In one letter from Monty G. Mertz, Alber's former attorney, to the City's then-attorney dated Novvember, 2003, Mertz stated, "Mr. Alber tells me that someone has told him that 'they have a court order to remove all of his vehicles and they have hired a fir to haul away all of his remaining vehicles.' That, of course is not true and there is no such court order."
While the previous court order did not give the city authority to remove the vehicles, the current one does, according to Losing.
"When we initiated this whole legal struggle, we tried in our best effort to compromise. He said, 'Let the courts decide.' The courts have spoken four times now and all four times they said on the city's behalf that the nuisance, junk vehicles should go," said Rode in a recent interview. "I don't know what more we are supposed to do, as a city government, to clean up a small community."
Alber's supporters believe the city is on a vendetta against the man. Several have pointed out at commission meetings and in letters to the editor of local newspapers that other property owners in Marion also store salvage vehicles. In fact, the city, in an effort to clean up the community, sent letters to several residents demanding that their properties be cleared of junk vehicles and other debris.

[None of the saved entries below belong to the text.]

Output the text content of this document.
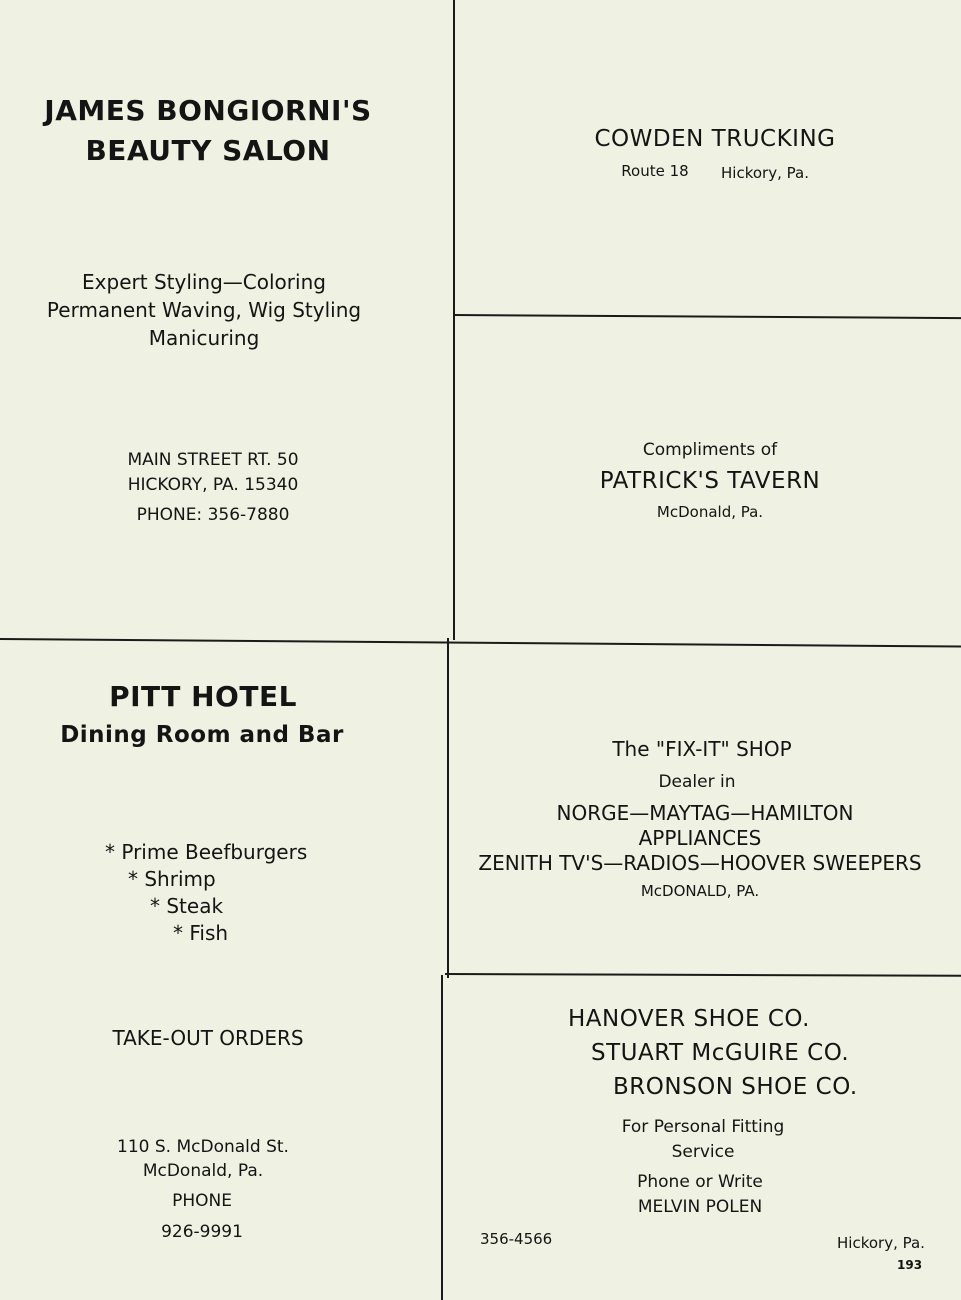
JAMES BONGIORNI'S
BEAUTY SALON
Expert Styling—Coloring
Permanent Waving, Wig Styling
Manicuring
MAIN STREET RT. 50
HICKORY, PA. 15340
PHONE: 356-7880
COWDEN TRUCKING
Route 18	Hickory, Pa.
Compliments of
PATRICK'S TAVERN
McDonald, Pa.
PITT HOTEL
Dining Room and Bar
* Prime Beefburgers
* Shrimp
* Steak
* Fish
TAKE-OUT ORDERS
110 S. McDonald St.
McDonald, Pa.
PHONE
926-9991
The "FIX-IT" SHOP
Dealer in
NORGE—MAYTAG—HAMILTON
APPLIANCES
ZENITH TV'S—RADIOS—HOOVER SWEEPERS
McDONALD, PA.
HANOVER SHOE CO.
STUART McGUIRE CO.
BRONSON SHOE CO.
For Personal Fitting
Service
Phone or Write
MELVIN POLEN
356-4566	Hickory, Pa.
193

Brad Rodin, owner of Brad's Body Shop and a member of the Marion City Commission, has salvage vehicles behind a fence on his property. According to Rodin, he plans to clean it up. "I try to keep mine trimmed-up and mowed. We're not just picking on Larry but we had to start somewhere. We had a lot of people that were complaining about stuff across from their houses."
Now Marion stands divided.
"It's getting old," said Rodin. "In a small town, you've got to rely on come-back business. You don't have new people around. It's too bad we had to get to this point."
In Tuesday's election, Alber's son, Jon, is challenging Rode for the office of mayor while Larry Alber's wife, Deb, is vying for a seat on the city commission.
Meanwhile, signs have been placed in front of several homes in Marion, including the homes of long-time residents, that read "House for Sale Pending the Election Outcome.
Editor's note: Larry Alber's attorney was contacted for this article but did not return a call from the T-R.